My reading of the leaderboard and method descriptions :
Deep learning outperformed feature engineering in the mPower(iPhone) challenge where a fair amount of data (tens thousands records) is available
Thousands wearables records are still not enough itself. So data augmentation is beneficial.
When less than thousand wearable sensor records per task available are available, manual signal analysis and feature engineering outperform deep learning. Though transfer learning (e.g. sharing DNN weights between tasks) was not explored
Any comments?
Created by Vladimir Morozov vmorozov Another observation:
The DNN models on top of short-time Fourier transform were not better (probably slightly worse) than the DNN models using raw data. Nobody mentioned parameter tuning for DNN. Though it will not probably beneficial with little training data (i.e L-Dopa challenge)
Your interpretation is correct @vmorozov from the machine learning perspective; deep learning, due to numerous parameters involved needs more examples. If there were enough data and the data were better-controlled in collecting, I am convinced on data acquired from sensors, deep learning is the most appropriate approach.

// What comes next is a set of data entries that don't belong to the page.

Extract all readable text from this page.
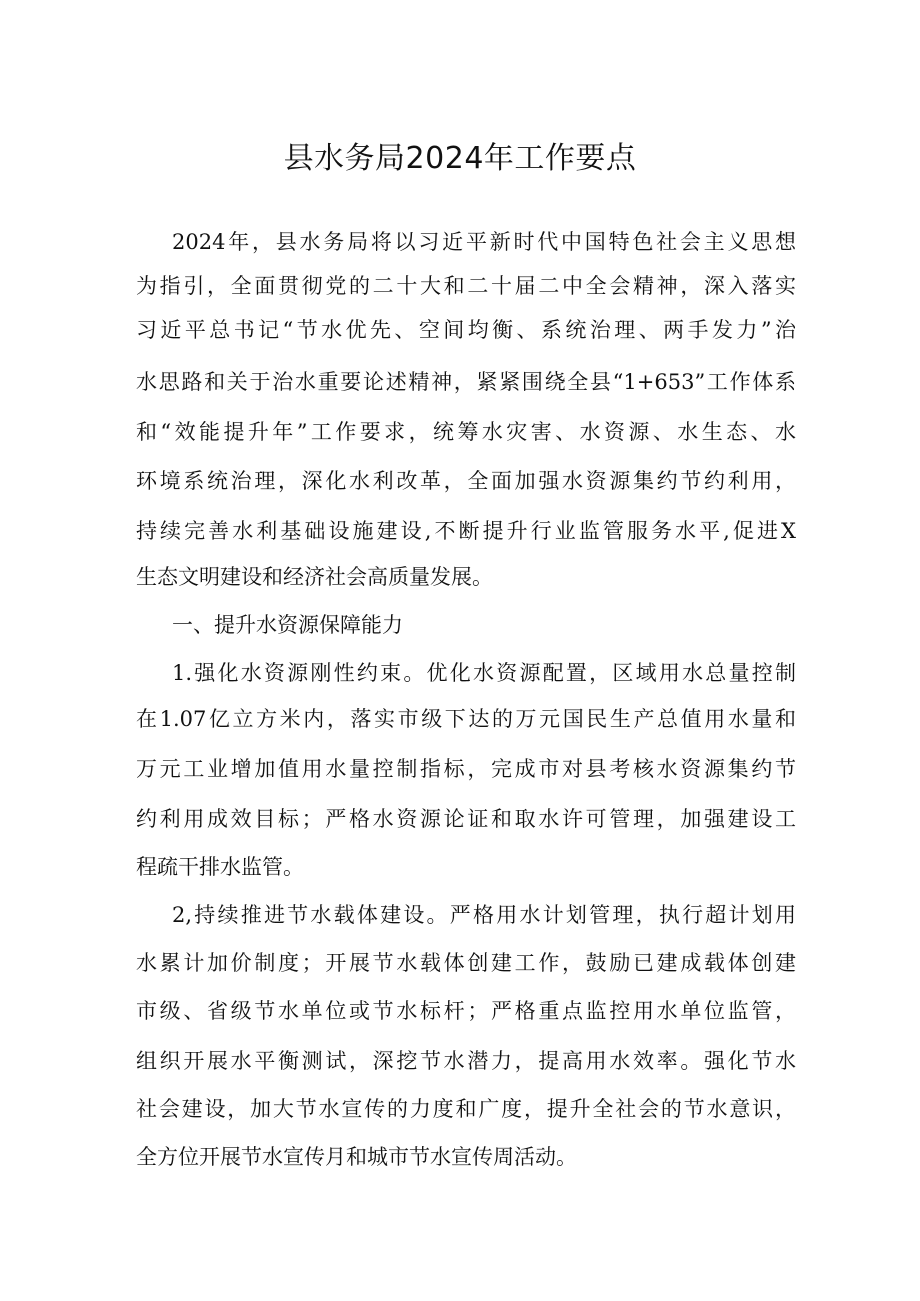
县水务局2024年工作要点
2024年，县水务局将以习近平新时代中国特色社会主义思想
为指引，全面贯彻党的二十大和二十届二中全会精神，深入落实
习近平总书记“节水优先、空间均衡、系统治理、两手发力”治
水思路和关于治水重要论述精神，紧紧围绕全县“1+653”工作体系
和“效能提升年”工作要求，统筹水灾害、水资源、水生态、水
环境系统治理，深化水利改革，全面加强水资源集约节约利用，
持续完善水利基础设施建设,不断提升行业监管服务水平,促进X
生态文明建设和经济社会高质量发展。
一、提升水资源保障能力
1.强化水资源刚性约束。优化水资源配置，区域用水总量控制
在1.07亿立方米内，落实市级下达的万元国民生产总值用水量和
万元工业增加值用水量控制指标，完成市对县考核水资源集约节
约利用成效目标；严格水资源论证和取水许可管理，加强建设工
程疏干排水监管。
2,持续推进节水载体建设。严格用水计划管理，执行超计划用
水累计加价制度；开展节水载体创建工作，鼓励已建成载体创建
市级、省级节水单位或节水标杆；严格重点监控用水单位监管，
组织开展水平衡测试，深挖节水潜力，提高用水效率。强化节水
社会建设，加大节水宣传的力度和广度，提升全社会的节水意识，
全方位开展节水宣传月和城市节水宣传周活动。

It also depends on who implements it. I think if the data were in hands of better techniques, even at current size deep learning will out-perform signal extraction. This is the technical barrier I will crack in Jan for my lab. If there is a voice challenge followed in future years, you will see the performance change.

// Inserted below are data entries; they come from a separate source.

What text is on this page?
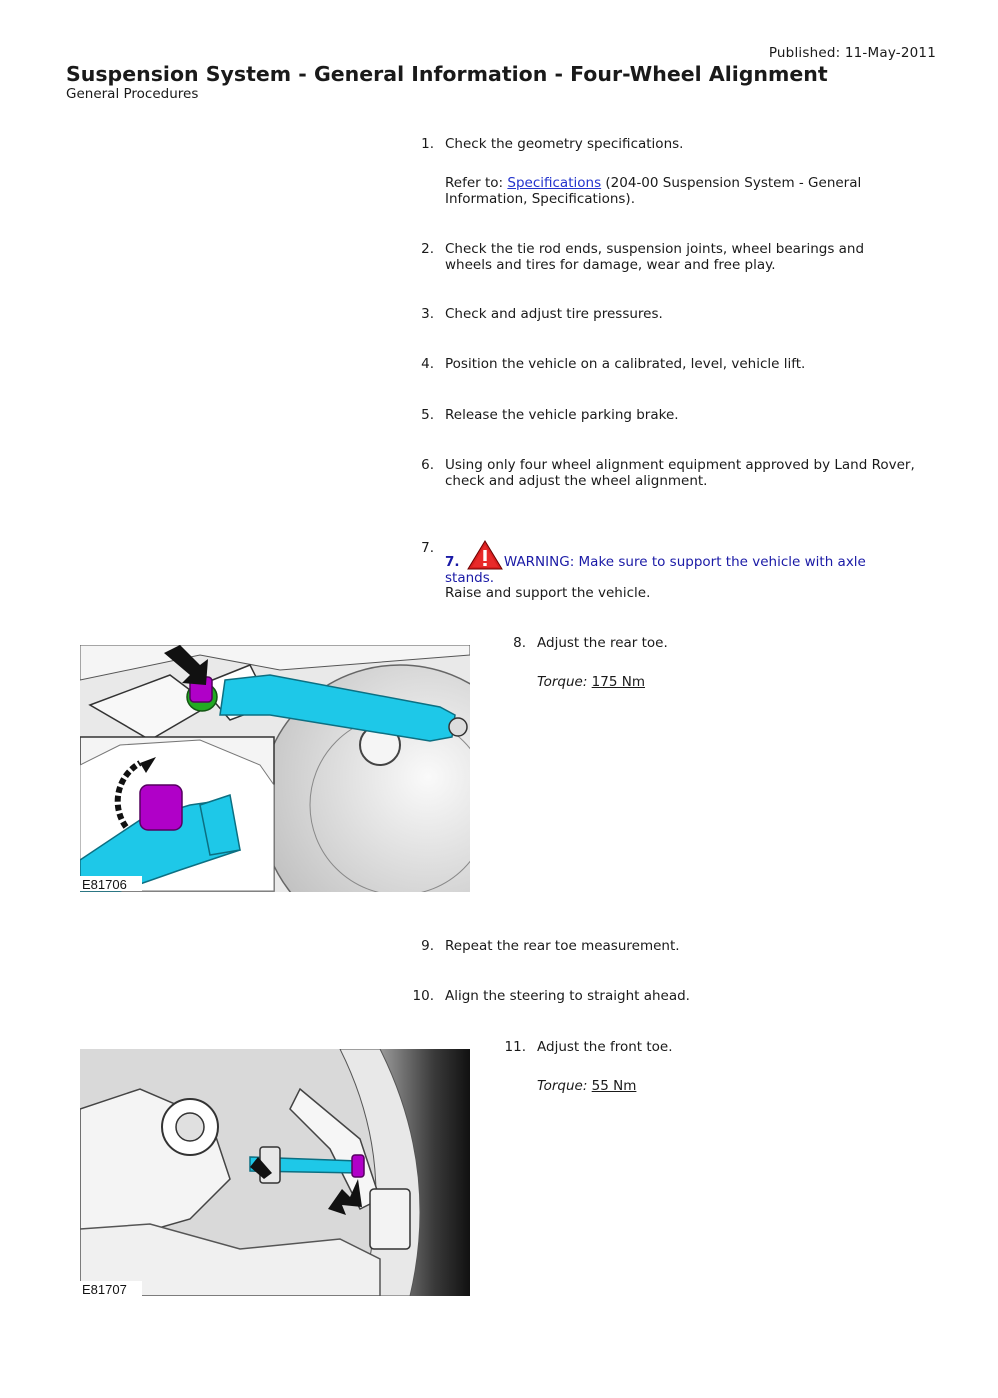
Published: 11-May-2011
Suspension System - General Information - Four-Wheel Alignment
General Procedures
1. Check the geometry specifications.
Refer to: Specifications (204-00 Suspension System - General
Information, Specifications).
2. Check the tie rod ends, suspension joints, wheel bearings and
wheels and tires for damage, wear and free play.
3. Check and adjust tire pressures.
4. Position the vehicle on a calibrated, level, vehicle lift.
5. Release the vehicle parking brake.
6. Using only four wheel alignment equipment approved by Land Rover,
check and adjust the wheel alignment.
7.
7.	WARNING: Make sure to support the vehicle with axle
stands.
Raise and support the vehicle.
E81706
8. Adjust the rear toe.
Torque: 175 Nm
9. Repeat the rear toe measurement.
10. Align the steering to straight ahead.
E81707
11. Adjust the front toe.
Torque: 55 Nm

What you suggest for transferring learning is insightful, and we are developing strategies in extending this to hospital/center-acquired data. I hope Larsson and Solly's side would support us doing this in the long term.
This is really good hypothesis. Another big difference between the two sub challenges is the nature of the data. The L-Dopa dataset had much better control of what participants were doing as they were performed in the clinic under the supervision of staff. The mPower dataset required a lot more "correction" and/or filtering of tasks where people were not performing the exercise as prescribed or where there were confounders that might not be obvious (size of room for walk exercise, difference in footwear, difference in pocket locations etc).